Can Orb win the Triple Crown?
by Trevor Whenham - 5/6/2013
Every year as soon as the Kentucky Derby ends there is only one question that I ask myself — can the winner win the Triple Crown? There is nothing I want to see more in sports than a Triple Crown. I automatically become the biggest fan of the Derby winner, but some years that is easier to get behind than others. So, can Orb end the long drought and become the first Triple Crown winner since Affirmed in 1978? Yes. Will he? That’s a more complicated question. Let’s look at the arguments on both sides:
He can because...
Was the class of the Derby coming in
Orb was the deserving post time favorite. His win in the Florida Derby was the most impressive of the final prep race wins, and the horses he had beaten to get there were solid. He had come out of his last race well and had trained absolutely brilliantly at Churchill Downs. He was the horse to beat in the Derby, and he did all he was asked to do — and more. The Preakness field is looking to be quite solid, but it won’t be nearly as deep as the Derby was. If Orb was the clear class of the Derby field then he is unquestionably going to be the class of the Preakness field barring a setback.
The Preakness field isn’t terrifying
As it sits now, we could see somewhere between five and seven Derby also-rans joined by three of four other runners in the Preakness. It is going to be a good race, with horses like Normandy Invasion and Oxbow looking to repeat solid Derby performances and improve slightly and runners like Itsmyluckyday and Goldencents trying to erase the disastrous Derby from the collective memories of fans and show what they are capable of. While it will be a good test, there isn’t a horse running that is, in my eyes, as good as Orb on his best day.
The Shug Factor
Trainer Shug McGaughey is a Hall of Famer. This is his first Derby win, but he had only tried to win it six previous times. He is as good as any trainer on the planet at getting a horse ready for a big test, and he is absolutely oozing confidence about this horse. That confidence was the biggest reason I bet on Orb in the Derby, and it certainly hasn’t faded since the win.
The Rosario Factor
Jockey Joel Rosario is the hottest jockey on the planet. Five weeks before the Derby he won the Dubai World Cup, the richest race in the world. Then he set a meet record at Keeneland with 38 victories. The second-place finisher had 17 wins. Then he won five races on opening day at Churchill Downs. He’s wildly-talented and currently at his best. There is no jockey you would rather see on a horse right now if a Triple Crown is what you want.
He won’t because....
Since I have been so determined to see a Triple Crown for so long, I have become very used to having my heart broken again and again. Sometimes I don’t truly expect the Derby and Preakness winner to complete the task for one reason for another. With horses like Silver Charm, Real Quiet, Big Brown, and Smarty Jones, though, I was certain that the time had come. As I get older, I have started to temper my enthusiasm to make the seemingly inevitable heartbreak easier to take. Some of the reasons to be negative this year are:
The Derby pace was insane
Palace Malice set an absolutely suicidal pace early in the Derby.

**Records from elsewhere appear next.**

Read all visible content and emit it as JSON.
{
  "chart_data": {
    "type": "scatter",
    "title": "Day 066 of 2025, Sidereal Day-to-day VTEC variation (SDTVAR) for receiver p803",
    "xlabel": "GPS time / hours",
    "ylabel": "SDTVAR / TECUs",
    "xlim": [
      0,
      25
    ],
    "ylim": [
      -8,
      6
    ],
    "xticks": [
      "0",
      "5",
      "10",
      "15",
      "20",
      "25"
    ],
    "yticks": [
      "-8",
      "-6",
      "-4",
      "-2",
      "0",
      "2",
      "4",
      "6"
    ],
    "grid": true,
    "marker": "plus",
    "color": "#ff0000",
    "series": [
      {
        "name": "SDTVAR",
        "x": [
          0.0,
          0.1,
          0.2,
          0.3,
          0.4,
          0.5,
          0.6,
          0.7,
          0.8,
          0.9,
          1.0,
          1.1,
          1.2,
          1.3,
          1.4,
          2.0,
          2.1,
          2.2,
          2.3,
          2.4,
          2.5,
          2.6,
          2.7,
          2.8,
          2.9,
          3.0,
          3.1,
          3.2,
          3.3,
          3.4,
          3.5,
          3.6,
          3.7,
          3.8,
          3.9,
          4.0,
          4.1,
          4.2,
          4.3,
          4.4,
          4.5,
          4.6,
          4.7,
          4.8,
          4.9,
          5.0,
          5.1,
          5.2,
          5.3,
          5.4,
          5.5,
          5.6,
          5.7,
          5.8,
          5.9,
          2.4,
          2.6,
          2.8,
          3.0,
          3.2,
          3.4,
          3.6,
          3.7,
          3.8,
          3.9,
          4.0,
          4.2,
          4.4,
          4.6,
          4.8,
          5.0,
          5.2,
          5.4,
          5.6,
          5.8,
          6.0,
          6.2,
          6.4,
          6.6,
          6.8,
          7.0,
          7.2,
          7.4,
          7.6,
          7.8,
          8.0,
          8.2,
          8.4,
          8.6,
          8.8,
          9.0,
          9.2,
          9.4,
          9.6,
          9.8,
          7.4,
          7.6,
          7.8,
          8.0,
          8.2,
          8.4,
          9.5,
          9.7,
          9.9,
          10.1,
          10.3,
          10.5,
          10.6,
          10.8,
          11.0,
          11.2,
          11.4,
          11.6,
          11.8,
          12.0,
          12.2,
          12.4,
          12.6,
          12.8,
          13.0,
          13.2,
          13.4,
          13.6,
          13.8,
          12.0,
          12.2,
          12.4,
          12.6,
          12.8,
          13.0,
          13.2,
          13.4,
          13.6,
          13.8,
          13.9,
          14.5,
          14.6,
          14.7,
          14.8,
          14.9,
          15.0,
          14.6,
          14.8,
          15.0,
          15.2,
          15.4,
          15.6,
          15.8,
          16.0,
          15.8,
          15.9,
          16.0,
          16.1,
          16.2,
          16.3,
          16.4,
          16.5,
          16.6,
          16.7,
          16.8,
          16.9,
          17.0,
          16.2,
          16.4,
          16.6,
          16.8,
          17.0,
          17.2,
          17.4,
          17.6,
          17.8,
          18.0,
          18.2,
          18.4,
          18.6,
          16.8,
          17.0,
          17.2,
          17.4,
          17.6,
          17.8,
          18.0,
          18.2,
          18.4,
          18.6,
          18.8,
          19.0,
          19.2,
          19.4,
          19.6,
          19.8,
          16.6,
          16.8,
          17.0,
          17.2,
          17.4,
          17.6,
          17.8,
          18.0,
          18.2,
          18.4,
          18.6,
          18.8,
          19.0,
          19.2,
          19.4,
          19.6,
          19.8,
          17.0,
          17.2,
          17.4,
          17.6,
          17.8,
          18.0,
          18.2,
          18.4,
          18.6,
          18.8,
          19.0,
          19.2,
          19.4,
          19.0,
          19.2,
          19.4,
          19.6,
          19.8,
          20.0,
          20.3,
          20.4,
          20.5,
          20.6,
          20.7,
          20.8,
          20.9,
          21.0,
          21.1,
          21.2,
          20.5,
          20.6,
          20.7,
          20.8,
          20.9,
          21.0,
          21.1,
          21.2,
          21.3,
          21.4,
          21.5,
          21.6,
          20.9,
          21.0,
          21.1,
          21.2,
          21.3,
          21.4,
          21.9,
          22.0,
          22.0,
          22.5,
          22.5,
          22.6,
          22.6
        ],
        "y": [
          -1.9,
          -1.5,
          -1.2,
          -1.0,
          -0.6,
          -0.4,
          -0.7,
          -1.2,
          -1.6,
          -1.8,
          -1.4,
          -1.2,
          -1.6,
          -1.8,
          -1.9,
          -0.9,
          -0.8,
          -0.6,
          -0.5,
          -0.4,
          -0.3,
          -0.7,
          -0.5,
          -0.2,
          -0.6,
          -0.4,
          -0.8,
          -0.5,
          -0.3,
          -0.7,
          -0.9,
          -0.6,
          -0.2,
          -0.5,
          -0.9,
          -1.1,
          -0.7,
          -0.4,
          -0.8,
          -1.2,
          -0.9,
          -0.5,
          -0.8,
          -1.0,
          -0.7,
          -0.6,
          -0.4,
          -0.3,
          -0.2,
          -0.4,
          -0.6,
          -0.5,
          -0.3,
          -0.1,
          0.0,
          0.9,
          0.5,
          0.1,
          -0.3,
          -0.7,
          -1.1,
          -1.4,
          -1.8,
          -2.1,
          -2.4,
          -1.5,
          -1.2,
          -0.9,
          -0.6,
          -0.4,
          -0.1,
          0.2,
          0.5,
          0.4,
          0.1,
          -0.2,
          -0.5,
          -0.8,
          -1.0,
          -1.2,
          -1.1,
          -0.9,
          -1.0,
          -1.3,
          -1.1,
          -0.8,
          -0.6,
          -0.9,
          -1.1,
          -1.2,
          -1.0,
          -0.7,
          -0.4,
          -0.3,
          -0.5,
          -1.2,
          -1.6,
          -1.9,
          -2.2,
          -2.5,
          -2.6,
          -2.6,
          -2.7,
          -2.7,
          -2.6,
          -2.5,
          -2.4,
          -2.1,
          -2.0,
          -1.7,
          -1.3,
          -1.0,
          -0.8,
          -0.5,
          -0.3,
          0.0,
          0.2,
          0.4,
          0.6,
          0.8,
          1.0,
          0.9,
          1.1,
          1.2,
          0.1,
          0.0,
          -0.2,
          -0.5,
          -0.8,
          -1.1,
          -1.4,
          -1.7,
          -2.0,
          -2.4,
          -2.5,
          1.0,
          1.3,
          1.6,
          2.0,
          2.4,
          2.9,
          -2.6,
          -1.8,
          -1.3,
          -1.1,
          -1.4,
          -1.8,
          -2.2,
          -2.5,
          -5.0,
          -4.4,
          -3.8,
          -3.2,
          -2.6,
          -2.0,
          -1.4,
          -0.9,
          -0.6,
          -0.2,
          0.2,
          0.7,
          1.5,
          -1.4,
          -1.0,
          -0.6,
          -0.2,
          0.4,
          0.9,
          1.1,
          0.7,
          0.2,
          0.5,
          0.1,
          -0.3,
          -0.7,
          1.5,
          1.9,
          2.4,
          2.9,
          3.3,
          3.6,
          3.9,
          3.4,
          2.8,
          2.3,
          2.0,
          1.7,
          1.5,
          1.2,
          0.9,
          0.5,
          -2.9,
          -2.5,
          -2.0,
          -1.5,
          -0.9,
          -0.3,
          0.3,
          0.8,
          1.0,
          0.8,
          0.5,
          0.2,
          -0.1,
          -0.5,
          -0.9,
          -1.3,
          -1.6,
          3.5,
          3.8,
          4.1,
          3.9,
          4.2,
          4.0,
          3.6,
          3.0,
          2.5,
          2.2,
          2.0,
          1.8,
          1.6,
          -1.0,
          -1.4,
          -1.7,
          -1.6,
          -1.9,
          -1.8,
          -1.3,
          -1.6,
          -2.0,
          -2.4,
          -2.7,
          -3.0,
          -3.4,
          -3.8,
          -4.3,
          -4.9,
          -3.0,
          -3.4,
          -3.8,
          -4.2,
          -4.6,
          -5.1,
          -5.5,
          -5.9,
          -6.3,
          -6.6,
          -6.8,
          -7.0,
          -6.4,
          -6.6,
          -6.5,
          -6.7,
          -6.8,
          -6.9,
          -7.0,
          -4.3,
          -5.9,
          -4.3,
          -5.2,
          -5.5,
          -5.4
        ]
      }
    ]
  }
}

Some of that was likely Pletcher looking to keep things honest, and some of it was just a young horse getting too worked up and running away. His early speed totally killed the quality close stalkers like Goldencents and Verrazano. It also set things up perfectly for the closers, and Orb was the best of that group. In short, the race set up almost perfectly for Orb. It’s just not accurate to say that Orb only won because of that pace, but it certainly didn’t hurt him. With a more honest early pace in the final two races, Orb will have to work harder to win and will have to beat the best of the front runners.
The sloppy track makes things tough to judge
It is very hard to extrapolate anything from a sloppy track, and the Derby track was extremely sloppy. Orb had never run on slop before, but he had the breeding that suggested he would be fine, and he certainly turned out to thrive on it. Some of the other runners in the field obviously didn’t like it as much — including some of the Derby horses that will be heading to the Preakness. If the track is fast on Preakness day, Orb might not prove to be as dominant as he looked.
Great horses have failed before
I was absolutely certain that Big Brown was going to win the Triple Crown. He looked absolutely unbeatable. He’s still trying to make it to the finish line in the Belmont. Smarty Jones looked unbeatable. But he lost. Real Quiet was beaten by the narrowest of margins. Great, great horses have fallen short. Is Orb great? Maybe, but the jury is still very much out on that front. He still has to win a fairly tough Preakness, and do it convincingly, before we can even start to mention him in the same sentence as some of those who tried — and failed — before him.